There isn't much in the way of game specific frameworks/engines. What does exist is largely immature though can help provide a higher level of abstraction for rendering:
- Sgine - http://www.sgine.org - This one has been undergoing a rewrite for a long period of time, I woulnd't count on this one for anything practical anytime soon. I looked at this early on in creating my game, and while it looked extremely productive for tiny projects, I decided not to use it after finding too many core problems in my mind to justify it's use in anything substantial.
- Simplex3D - http://code.google.com/p/simplex3d - Provides math, data binding and rendering libraries, I haven't used this one, but it looks solid for what it provides.
- Scage - https://github.com/dunnololda/scage - 2D only, I have little familiarity with this project, it seems tailored to small projects, the network api looks neat though.
I've built an engine directly on top of LWJGL over the past year. In retrospect it seems to have been a good idea. I honestly can't imagine using anything but Scala at this point (though except maybe Rust one day in the far future).

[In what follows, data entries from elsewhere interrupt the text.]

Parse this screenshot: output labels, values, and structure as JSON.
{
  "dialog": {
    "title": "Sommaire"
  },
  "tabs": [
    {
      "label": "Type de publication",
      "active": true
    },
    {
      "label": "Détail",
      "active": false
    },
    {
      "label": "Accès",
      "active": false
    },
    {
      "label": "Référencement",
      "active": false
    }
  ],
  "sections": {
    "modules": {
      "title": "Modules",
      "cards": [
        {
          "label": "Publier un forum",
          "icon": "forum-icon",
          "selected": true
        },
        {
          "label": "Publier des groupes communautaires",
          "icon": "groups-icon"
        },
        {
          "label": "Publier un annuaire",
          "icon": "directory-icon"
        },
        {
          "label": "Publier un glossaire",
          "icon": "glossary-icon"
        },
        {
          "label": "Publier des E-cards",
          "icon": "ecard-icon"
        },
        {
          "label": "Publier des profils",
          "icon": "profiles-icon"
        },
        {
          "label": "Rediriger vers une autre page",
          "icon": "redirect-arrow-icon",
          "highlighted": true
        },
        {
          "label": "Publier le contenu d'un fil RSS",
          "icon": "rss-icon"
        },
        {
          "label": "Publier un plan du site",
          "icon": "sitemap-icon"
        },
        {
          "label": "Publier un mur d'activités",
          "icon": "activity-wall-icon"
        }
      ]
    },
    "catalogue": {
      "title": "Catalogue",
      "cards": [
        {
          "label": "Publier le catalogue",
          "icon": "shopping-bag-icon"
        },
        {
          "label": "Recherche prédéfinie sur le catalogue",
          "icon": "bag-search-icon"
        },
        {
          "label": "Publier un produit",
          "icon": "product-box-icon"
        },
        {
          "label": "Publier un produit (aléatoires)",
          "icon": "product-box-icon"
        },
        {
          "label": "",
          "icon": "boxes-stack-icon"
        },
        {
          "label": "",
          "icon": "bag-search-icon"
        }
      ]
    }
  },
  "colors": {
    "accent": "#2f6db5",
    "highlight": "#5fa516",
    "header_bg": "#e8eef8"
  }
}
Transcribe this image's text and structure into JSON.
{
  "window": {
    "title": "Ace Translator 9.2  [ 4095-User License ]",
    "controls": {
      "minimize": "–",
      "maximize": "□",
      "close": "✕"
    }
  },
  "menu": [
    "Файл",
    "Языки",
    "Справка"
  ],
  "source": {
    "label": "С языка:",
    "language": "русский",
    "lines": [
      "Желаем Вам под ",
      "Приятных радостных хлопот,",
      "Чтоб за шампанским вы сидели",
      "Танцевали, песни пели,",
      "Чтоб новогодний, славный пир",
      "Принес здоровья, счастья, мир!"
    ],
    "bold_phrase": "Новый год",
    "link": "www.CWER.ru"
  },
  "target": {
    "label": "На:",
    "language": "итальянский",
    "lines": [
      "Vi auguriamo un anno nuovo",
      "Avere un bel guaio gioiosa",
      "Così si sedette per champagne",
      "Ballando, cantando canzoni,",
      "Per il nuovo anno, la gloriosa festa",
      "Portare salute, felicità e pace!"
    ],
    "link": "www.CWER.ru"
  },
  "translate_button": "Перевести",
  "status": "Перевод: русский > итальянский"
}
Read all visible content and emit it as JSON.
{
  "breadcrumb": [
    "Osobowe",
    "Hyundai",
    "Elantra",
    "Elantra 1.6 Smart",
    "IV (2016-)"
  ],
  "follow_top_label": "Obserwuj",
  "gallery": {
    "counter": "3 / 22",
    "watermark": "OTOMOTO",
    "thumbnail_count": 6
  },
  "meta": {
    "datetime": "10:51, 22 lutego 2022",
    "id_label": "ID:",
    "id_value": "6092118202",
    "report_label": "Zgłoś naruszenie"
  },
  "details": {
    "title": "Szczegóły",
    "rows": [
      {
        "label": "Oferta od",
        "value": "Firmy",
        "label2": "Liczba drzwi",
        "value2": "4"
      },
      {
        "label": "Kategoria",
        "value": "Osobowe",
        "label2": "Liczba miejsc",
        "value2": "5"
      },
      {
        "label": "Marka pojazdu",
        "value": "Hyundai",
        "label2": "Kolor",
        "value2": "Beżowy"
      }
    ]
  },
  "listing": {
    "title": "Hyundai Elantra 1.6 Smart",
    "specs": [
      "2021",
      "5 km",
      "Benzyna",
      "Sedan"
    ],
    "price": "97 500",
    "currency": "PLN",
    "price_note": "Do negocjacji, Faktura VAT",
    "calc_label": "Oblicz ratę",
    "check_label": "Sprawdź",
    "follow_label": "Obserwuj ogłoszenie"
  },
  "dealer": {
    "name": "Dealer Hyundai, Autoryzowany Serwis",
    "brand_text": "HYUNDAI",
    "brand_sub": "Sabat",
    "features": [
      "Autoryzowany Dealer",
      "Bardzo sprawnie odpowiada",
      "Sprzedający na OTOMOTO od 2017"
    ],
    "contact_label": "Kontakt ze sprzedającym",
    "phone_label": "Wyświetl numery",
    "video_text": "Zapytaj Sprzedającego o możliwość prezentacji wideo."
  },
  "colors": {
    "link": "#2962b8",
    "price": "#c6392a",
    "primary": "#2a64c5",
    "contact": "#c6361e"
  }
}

I simply couldn't stand to use something as unproductive as Java or C++ again.
Not that it's a great measure of size, but my game including the engine/framework is approx 440 scala classes.
A side note: The game libraries suffer from similar problems to Scala libraries as a whole, especially in their (and in some way Scala's) relative immaturity, they're all written in their own interpretation of how Scala code should be written (something which is very diverse amongst scala libraries).